Trusted Fake Audio Detection Based on Dirichlet Distribution

Authors: Chi Ding, Junxiao Xue, Cong Wang, Hao Zhou

Published: 2025-06-03 03:40:39+00:00

AI Summary

This paper introduces a novel fake audio detection approach that enhances reliability by modeling the trustworthiness of model decisions using the Dirichlet distribution. The approach generates evidence via a neural network, models uncertainty with the Dirichlet distribution, and combines predicted probabilities with uncertainty estimates for final classification.

Abstract

With the continuous development of deep learning-based speech conversion and speech synthesis technologies, the cybersecurity problem posed by fake audio has become increasingly serious. Previously proposed models for defending against fake audio have attained remarkable performance. However, they all fall short in modeling the trustworthiness of the decisions made by the models themselves. Based on this, we put forward a plausible fake audio detection approach based on the Dirichlet distribution with the aim of enhancing the reliability of fake audio detection. Specifically, we first generate evidence through a neural network. Uncertainty is then modeled using the Dirichlet distribution. By modeling the belief distribution with the parameters of the Dirichlet distribution, an estimate of uncertainty can be obtained for each decision.

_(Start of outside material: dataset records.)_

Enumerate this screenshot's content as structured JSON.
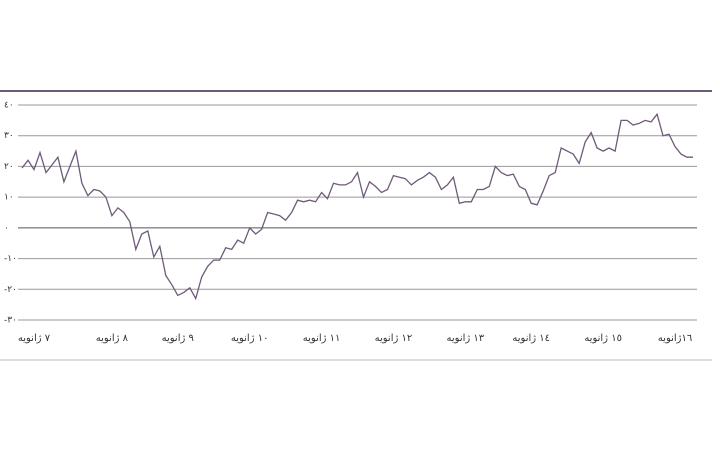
{
  "chart_data": {
    "type": "line",
    "color": "#6f5a7a",
    "grid": true,
    "categories": [
      null,
      null,
      "٧ ژانویه",
      null,
      null,
      null,
      null,
      null,
      null,
      null,
      null,
      null,
      null,
      null,
      null,
      "٨ ژانویه",
      null,
      null,
      null,
      null,
      null,
      null,
      null,
      null,
      null,
      null,
      "٩ ژانویه",
      null,
      null,
      null,
      null,
      null,
      null,
      null,
      null,
      null,
      null,
      null,
      "١٠ ژانویه",
      null,
      null,
      null,
      null,
      null,
      null,
      null,
      null,
      null,
      null,
      null,
      "١١ ژانویه",
      null,
      null,
      null,
      null,
      null,
      null,
      null,
      null,
      null,
      null,
      null,
      "١٢ ژانویه",
      null,
      null,
      null,
      null,
      null,
      null,
      null,
      null,
      null,
      null,
      null,
      "١٣ ژانویه",
      null,
      null,
      null,
      null,
      null,
      null,
      null,
      null,
      null,
      null,
      "١٤ ژانویه",
      null,
      null,
      null,
      null,
      null,
      null,
      null,
      null,
      null,
      null,
      null,
      "١٥ ژانویه",
      null,
      null,
      null,
      null,
      null,
      null,
      null,
      null,
      null,
      null,
      null,
      "١٦ژانویه",
      null,
      null,
      null
    ],
    "values": [
      19.5,
      22,
      19,
      24.5,
      18,
      20.5,
      23,
      15,
      20,
      25,
      14.5,
      10.5,
      12.5,
      12,
      10,
      4,
      6.5,
      5,
      2,
      -7,
      -2,
      -1,
      -9.5,
      -6,
      -15.5,
      -18.5,
      -22,
      -21,
      -19.5,
      -23,
      -16,
      -12.5,
      -10.5,
      -10.5,
      -6.5,
      -7,
      -4,
      -5,
      0,
      -2,
      -0.5,
      5,
      4.5,
      4,
      2.5,
      5,
      9,
      8.5,
      9,
      8.5,
      11.5,
      9.5,
      14.5,
      14,
      14,
      15,
      18,
      10,
      15,
      13.5,
      11.5,
      12.5,
      17,
      16.5,
      16,
      14,
      15.5,
      16.5,
      18,
      16.5,
      12.5,
      14,
      16.5,
      8,
      8.5,
      8.5,
      12.5,
      12.5,
      13.5,
      20,
      18,
      17,
      17.5,
      13.5,
      12.5,
      8,
      7.5,
      12,
      17,
      18,
      26,
      25,
      24,
      21,
      28,
      31,
      26,
      25,
      26,
      25,
      35,
      35,
      33.5,
      34,
      35,
      34.5,
      37,
      30,
      30.5,
      26.5,
      24,
      23,
      23
    ],
    "ylim": [
      -30,
      40
    ],
    "yticks": [
      {
        "value": -30,
        "label": "-٣٠"
      },
      {
        "value": -20,
        "label": "-٢٠"
      },
      {
        "value": -10,
        "label": "-١٠"
      },
      {
        "value": 0,
        "label": "٠"
      },
      {
        "value": 10,
        "label": "١٠"
      },
      {
        "value": 20,
        "label": "٢٠"
      },
      {
        "value": 30,
        "label": "٣٠"
      },
      {
        "value": 40,
        "label": "٤٠"
      }
    ]
  }
}
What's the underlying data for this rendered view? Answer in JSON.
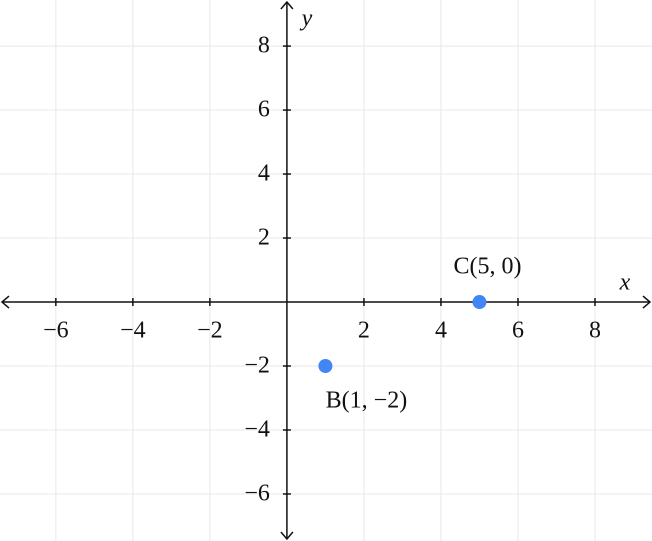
{
  "chart_data": {
    "type": "scatter",
    "x_label": "x",
    "y_label": "y",
    "x": [
      1,
      5
    ],
    "values": [
      -2,
      0
    ],
    "point_labels": [
      "B(1, −2)",
      "C(5, 0)"
    ],
    "color": "#4285f4",
    "xlim": [
      -7.45,
      9.48
    ],
    "ylim": [
      -7.47,
      9.44
    ],
    "xticks": [
      {
        "value": -6,
        "label": "−6"
      },
      {
        "value": -4,
        "label": "−4"
      },
      {
        "value": -2,
        "label": "−2"
      },
      2,
      4,
      6,
      8
    ],
    "yticks": [
      {
        "value": -6,
        "label": "−6"
      },
      {
        "value": -4,
        "label": "−4"
      },
      {
        "value": -2,
        "label": "−2"
      },
      2,
      4,
      6,
      8
    ],
    "grid": true
  }
}
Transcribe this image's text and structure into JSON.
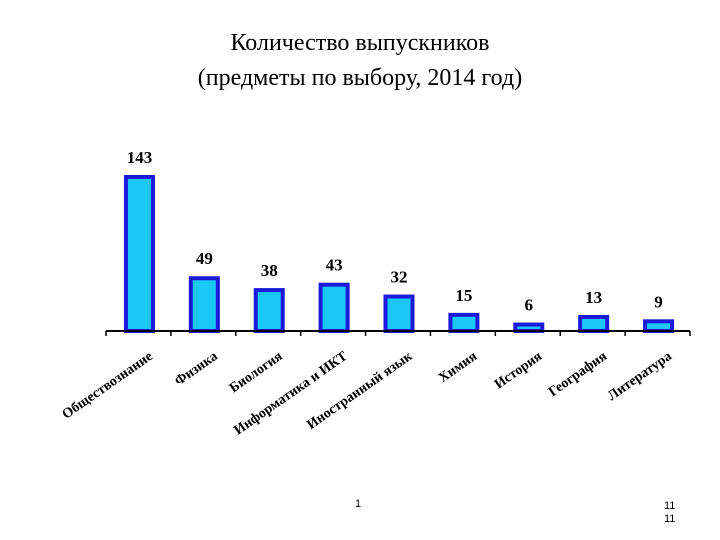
{
  "title": {
    "line1": "Количество выпускников",
    "line2": "(предметы по выбору, 2014 год)"
  },
  "footer": {
    "slide_number": "1",
    "page_number_top": "11",
    "page_number_bottom": "11"
  },
  "colors": {
    "bar_fill": "#19C8F5",
    "bar_stroke": "#1A1AD8",
    "axis": "#000000",
    "text": "#000000"
  },
  "chart_data": {
    "type": "bar",
    "title": "Количество выпускников (предметы по выбору, 2014 год)",
    "categories": [
      "Обществознание",
      "Физика",
      "Биология",
      "Информатика и ИКТ",
      "Иностранный язык",
      "Химия",
      "История",
      "География",
      "Литература"
    ],
    "values": [
      143,
      49,
      38,
      43,
      32,
      15,
      6,
      13,
      9
    ],
    "data_labels": [
      "143",
      "49",
      "38",
      "43",
      "32",
      "15",
      "6",
      "13",
      "9"
    ],
    "ylim": [
      0,
      160
    ],
    "grid": false,
    "legend": "none"
  }
}
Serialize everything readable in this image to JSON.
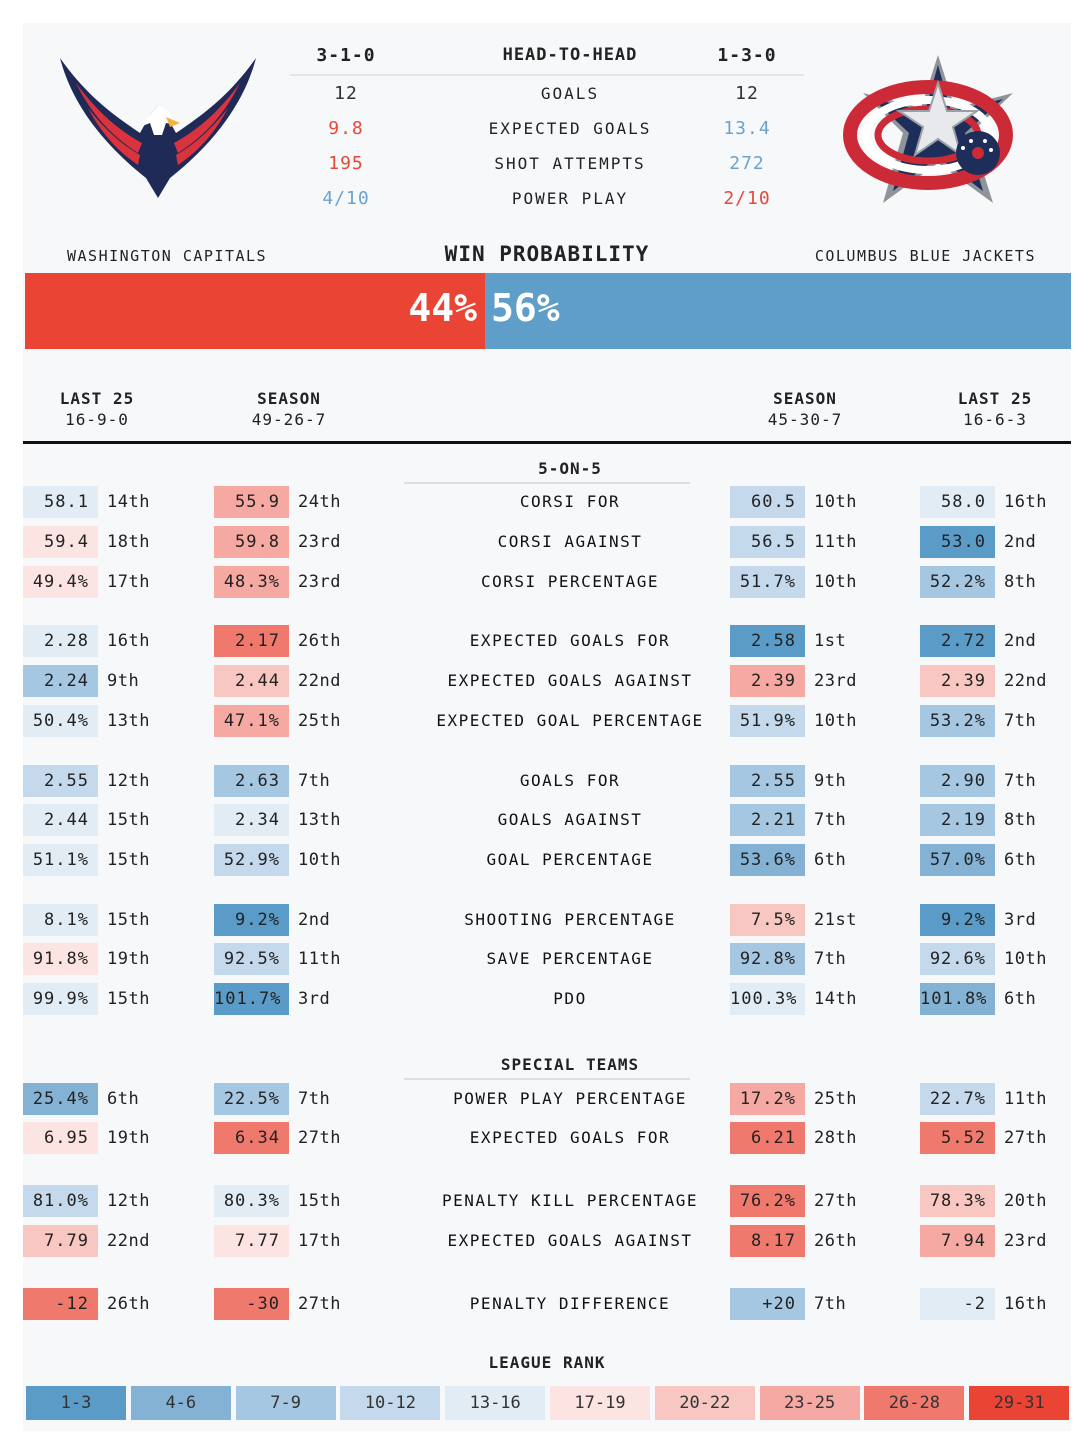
{
  "colors": {
    "r1": "#5b9bc7",
    "r2": "#84b2d5",
    "r3": "#a6c7e2",
    "r4": "#c4d9ec",
    "r5": "#e2ecf5",
    "r6": "#fbe4e2",
    "r7": "#f8c7c2",
    "r8": "#f5a9a2",
    "r9": "#f0796e",
    "r10": "#ea4434"
  },
  "head_to_head": {
    "left_record": "3-1-0",
    "title": "HEAD-TO-HEAD",
    "right_record": "1-3-0",
    "rows": [
      {
        "label": "GOALS",
        "left": "12",
        "right": "12",
        "left_color": "#333333",
        "right_color": "#333333"
      },
      {
        "label": "EXPECTED GOALS",
        "left": "9.8",
        "right": "13.4",
        "left_color": "#e8483a",
        "right_color": "#6aa3cd"
      },
      {
        "label": "SHOT ATTEMPTS",
        "left": "195",
        "right": "272",
        "left_color": "#e8483a",
        "right_color": "#6aa3cd"
      },
      {
        "label": "POWER PLAY",
        "left": "4/10",
        "right": "2/10",
        "left_color": "#6aa3cd",
        "right_color": "#e8483a"
      }
    ]
  },
  "teams": {
    "left": "WASHINGTON CAPITALS",
    "right": "COLUMBUS BLUE JACKETS"
  },
  "win_prob": {
    "title": "WIN PROBABILITY",
    "left": "44%",
    "right": "56%",
    "left_value": 44,
    "right_value": 56,
    "left_color": "#ea4434",
    "right_color": "#5e9ec9"
  },
  "columns": [
    {
      "title": "LAST 25",
      "record": "16-9-0"
    },
    {
      "title": "SEASON",
      "record": "49-26-7"
    },
    {
      "title": "SEASON",
      "record": "45-30-7"
    },
    {
      "title": "LAST 25",
      "record": "16-6-3"
    }
  ],
  "sections": {
    "five": "5-ON-5",
    "special": "SPECIAL TEAMS"
  },
  "rows": [
    {
      "label": "CORSI FOR",
      "cells": [
        [
          "58.1",
          "14th",
          5
        ],
        [
          "55.9",
          "24th",
          8
        ],
        [
          "60.5",
          "10th",
          4
        ],
        [
          "58.0",
          "16th",
          5
        ]
      ]
    },
    {
      "label": "CORSI AGAINST",
      "cells": [
        [
          "59.4",
          "18th",
          6
        ],
        [
          "59.8",
          "23rd",
          8
        ],
        [
          "56.5",
          "11th",
          4
        ],
        [
          "53.0",
          "2nd",
          1
        ]
      ]
    },
    {
      "label": "CORSI PERCENTAGE",
      "cells": [
        [
          "49.4%",
          "17th",
          6
        ],
        [
          "48.3%",
          "23rd",
          8
        ],
        [
          "51.7%",
          "10th",
          4
        ],
        [
          "52.2%",
          "8th",
          3
        ]
      ]
    },
    {
      "label": "EXPECTED GOALS FOR",
      "cells": [
        [
          "2.28",
          "16th",
          5
        ],
        [
          "2.17",
          "26th",
          9
        ],
        [
          "2.58",
          "1st",
          1
        ],
        [
          "2.72",
          "2nd",
          1
        ]
      ]
    },
    {
      "label": "EXPECTED GOALS AGAINST",
      "cells": [
        [
          "2.24",
          "9th",
          3
        ],
        [
          "2.44",
          "22nd",
          7
        ],
        [
          "2.39",
          "23rd",
          8
        ],
        [
          "2.39",
          "22nd",
          7
        ]
      ]
    },
    {
      "label": "EXPECTED GOAL PERCENTAGE",
      "cells": [
        [
          "50.4%",
          "13th",
          5
        ],
        [
          "47.1%",
          "25th",
          8
        ],
        [
          "51.9%",
          "10th",
          4
        ],
        [
          "53.2%",
          "7th",
          3
        ]
      ]
    },
    {
      "label": "GOALS FOR",
      "cells": [
        [
          "2.55",
          "12th",
          4
        ],
        [
          "2.63",
          "7th",
          3
        ],
        [
          "2.55",
          "9th",
          3
        ],
        [
          "2.90",
          "7th",
          3
        ]
      ]
    },
    {
      "label": "GOALS AGAINST",
      "cells": [
        [
          "2.44",
          "15th",
          5
        ],
        [
          "2.34",
          "13th",
          5
        ],
        [
          "2.21",
          "7th",
          3
        ],
        [
          "2.19",
          "8th",
          3
        ]
      ]
    },
    {
      "label": "GOAL PERCENTAGE",
      "cells": [
        [
          "51.1%",
          "15th",
          5
        ],
        [
          "52.9%",
          "10th",
          4
        ],
        [
          "53.6%",
          "6th",
          2
        ],
        [
          "57.0%",
          "6th",
          2
        ]
      ]
    },
    {
      "label": "SHOOTING PERCENTAGE",
      "cells": [
        [
          "8.1%",
          "15th",
          5
        ],
        [
          "9.2%",
          "2nd",
          1
        ],
        [
          "7.5%",
          "21st",
          7
        ],
        [
          "9.2%",
          "3rd",
          1
        ]
      ]
    },
    {
      "label": "SAVE PERCENTAGE",
      "cells": [
        [
          "91.8%",
          "19th",
          6
        ],
        [
          "92.5%",
          "11th",
          4
        ],
        [
          "92.8%",
          "7th",
          3
        ],
        [
          "92.6%",
          "10th",
          4
        ]
      ]
    },
    {
      "label": "PDO",
      "cells": [
        [
          "99.9%",
          "15th",
          5
        ],
        [
          "101.7%",
          "3rd",
          1
        ],
        [
          "100.3%",
          "14th",
          5
        ],
        [
          "101.8%",
          "6th",
          2
        ]
      ]
    },
    {
      "label": "POWER PLAY PERCENTAGE",
      "cells": [
        [
          "25.4%",
          "6th",
          2
        ],
        [
          "22.5%",
          "7th",
          3
        ],
        [
          "17.2%",
          "25th",
          8
        ],
        [
          "22.7%",
          "11th",
          4
        ]
      ]
    },
    {
      "label": "EXPECTED GOALS FOR",
      "cells": [
        [
          "6.95",
          "19th",
          6
        ],
        [
          "6.34",
          "27th",
          9
        ],
        [
          "6.21",
          "28th",
          9
        ],
        [
          "5.52",
          "27th",
          9
        ]
      ]
    },
    {
      "label": "PENALTY KILL PERCENTAGE",
      "cells": [
        [
          "81.0%",
          "12th",
          4
        ],
        [
          "80.3%",
          "15th",
          5
        ],
        [
          "76.2%",
          "27th",
          9
        ],
        [
          "78.3%",
          "20th",
          7
        ]
      ]
    },
    {
      "label": "EXPECTED GOALS AGAINST",
      "cells": [
        [
          "7.79",
          "22nd",
          7
        ],
        [
          "7.77",
          "17th",
          6
        ],
        [
          "8.17",
          "26th",
          9
        ],
        [
          "7.94",
          "23rd",
          8
        ]
      ]
    },
    {
      "label": "PENALTY DIFFERENCE",
      "cells": [
        [
          "-12",
          "26th",
          9
        ],
        [
          "-30",
          "27th",
          9
        ],
        [
          "+20",
          "7th",
          3
        ],
        [
          "-2",
          "16th",
          5
        ]
      ]
    }
  ],
  "legend": {
    "title": "LEAGUE RANK",
    "items": [
      "1-3",
      "4-6",
      "7-9",
      "10-12",
      "13-16",
      "17-19",
      "20-22",
      "23-25",
      "26-28",
      "29-31"
    ]
  }
}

Finally, the predicted probabilities and corresponding uncertainty estimates are combined to form the final opinion. On the ASVspoof series dataset (i.e., ASVspoof 2019 LA, ASVspoof 2021 LA, and DF), we conduct a number of comparison experiments to verify the excellent performance of the proposed model in terms of accuracy, robustness, and trustworthiness.


Key findings
The proposed trusted models significantly outperform existing methods in terms of EER, min t-DCF, aECE, and PCC on the ASVspoof datasets. The models demonstrate improved accuracy and robustness, particularly by reducing uncertainty and improving calibration. The accuracy of the model decreases as uncertainty increases.
Approach
The authors propose a three-step method: evidence generation using a neural network (modifying existing models like AASIST, RawNet2, and RawGAT-ST by replacing the softmax layer with a softplus layer), uncertainty modeling with the Dirichlet distribution, and opinion generation by combining predicted probabilities and uncertainty estimates. This improves the reliability and trustworthiness of the detection.
Datasets
ASVspoof 2019 LA, ASVspoof 2021 LA, ASVspoof 2021 DF
Model(s)
AASIST, RawNet2, RawGAT-ST (modified with a softplus layer to generate positive evidence for the Dirichlet distribution)
Author countries
China